Les Gribouillages de l'Hourloupe

Jean Dubuffet est un grand révolutionnaire de la création artistique. Réutiliser les styles, les thèmes et les techniques de ses prédécesseurs serait une honte pour lui. Il ne suit aucun maître mais est attentif à la représentation graphique du monde par les malades mentaux. Il n'existe pas de réalité absolue. Chaque artiste construit un univers différent.

En 1962 Dubuffet est au téléphone. Il laisse son stylo-bille errer sur le papier du carnet. Il raccroche le combiné et regarde son gribouillage, un nouvel avatar d'écriture automatique qu'il complète avec des hachures. Le résultat non figuratif ressemble au tissu urbain illimité de son cycle Paris Circus. Il va désormais explorer son nouveau langage fait de traits sinueux générant une multitude de petites zones fermées qui peuvent être remplies de couleurs pures comme dans un Mondrian et révéler des figures anthropomorphiques.

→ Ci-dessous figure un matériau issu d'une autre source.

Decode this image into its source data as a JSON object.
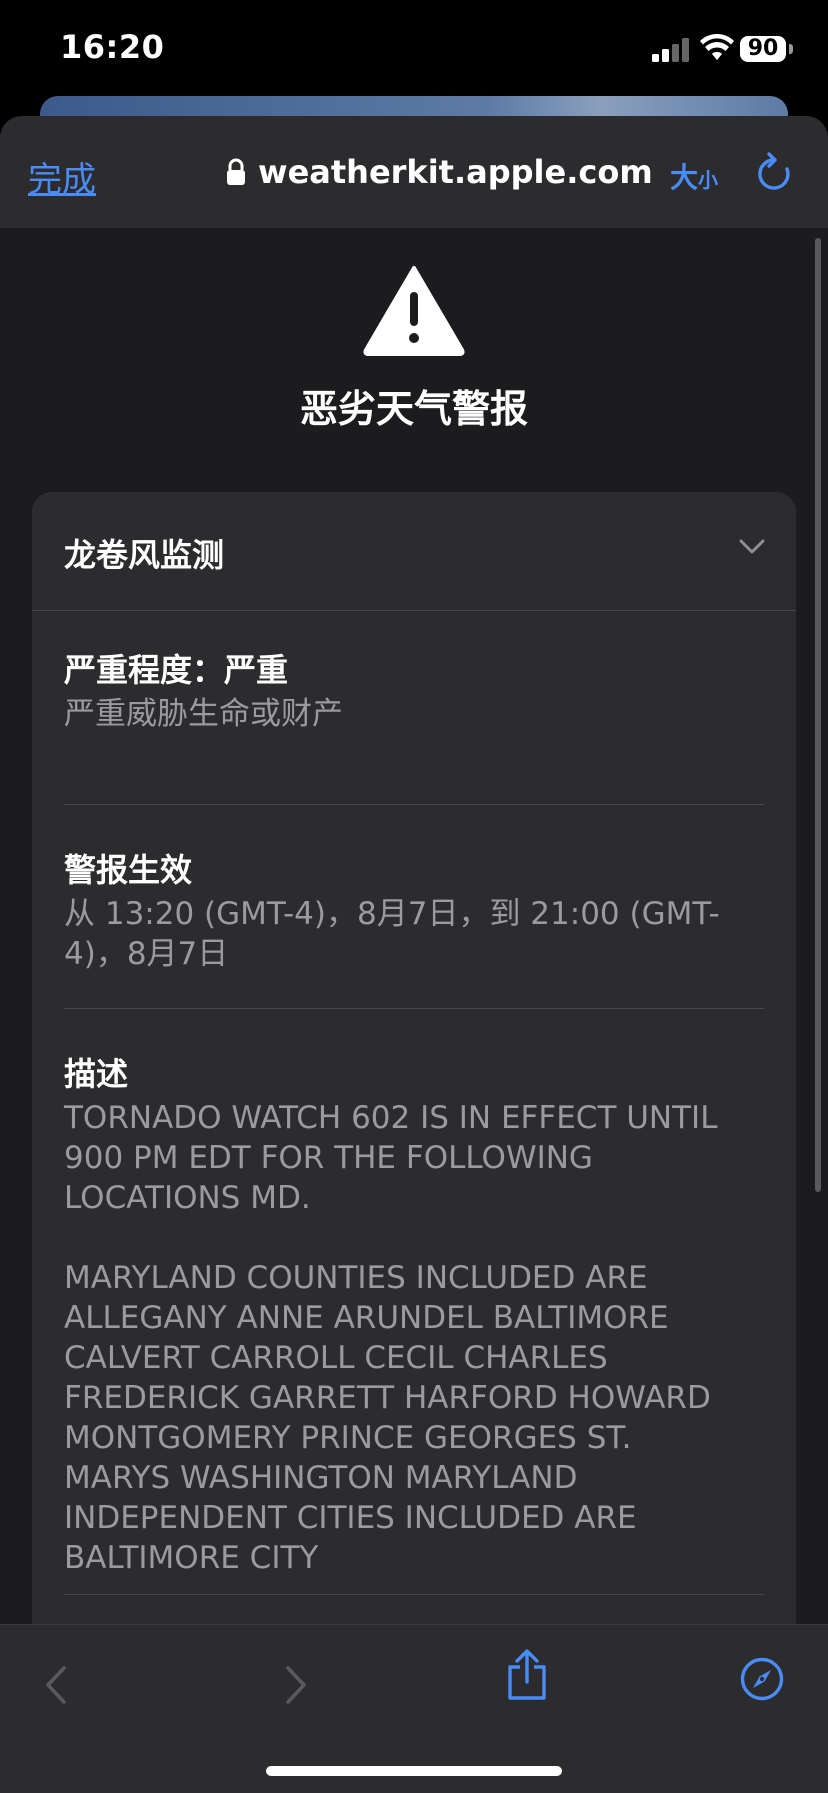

Il crée le nom d'Hourloupe pour décrire son nouveau style en donnant des explications variées sur l'étymologie de ce mot dont la sonorité lui plaît. Il faut surtout retenir la proximité avec Entourloupe : l'artiste est forcément un interprète subjectif, donc il est un menteur et un tricheur. Dubuffet est sans doute le premier à redéfinir l'artiste d'une façon totalement opposée aux traditions bienséantes.

Dubuffet donne l'exemple. Pendant 22 ans il perfectionne son Hourloupe jusqu'à donner à ce style farfelu une place dans la vraie vie avec des costumes de théâtre, des sculptures monumentales et des aménagements intérieurs invivables par leur pavage irrégulier.

Le 7 mars à Londres, Christie's vend Etre et paraître, huile sur toile 150 x 195 cm peinte en 1963, lot 8 estimé £ 7M. Le titre sans non sens est une profession de foi sur la dualité impossible entre la réalité et l'impression apportée par elle au spectateur. Des profils humains sont enfouis dans cet immense gribouillage parsemé de couleurs pures.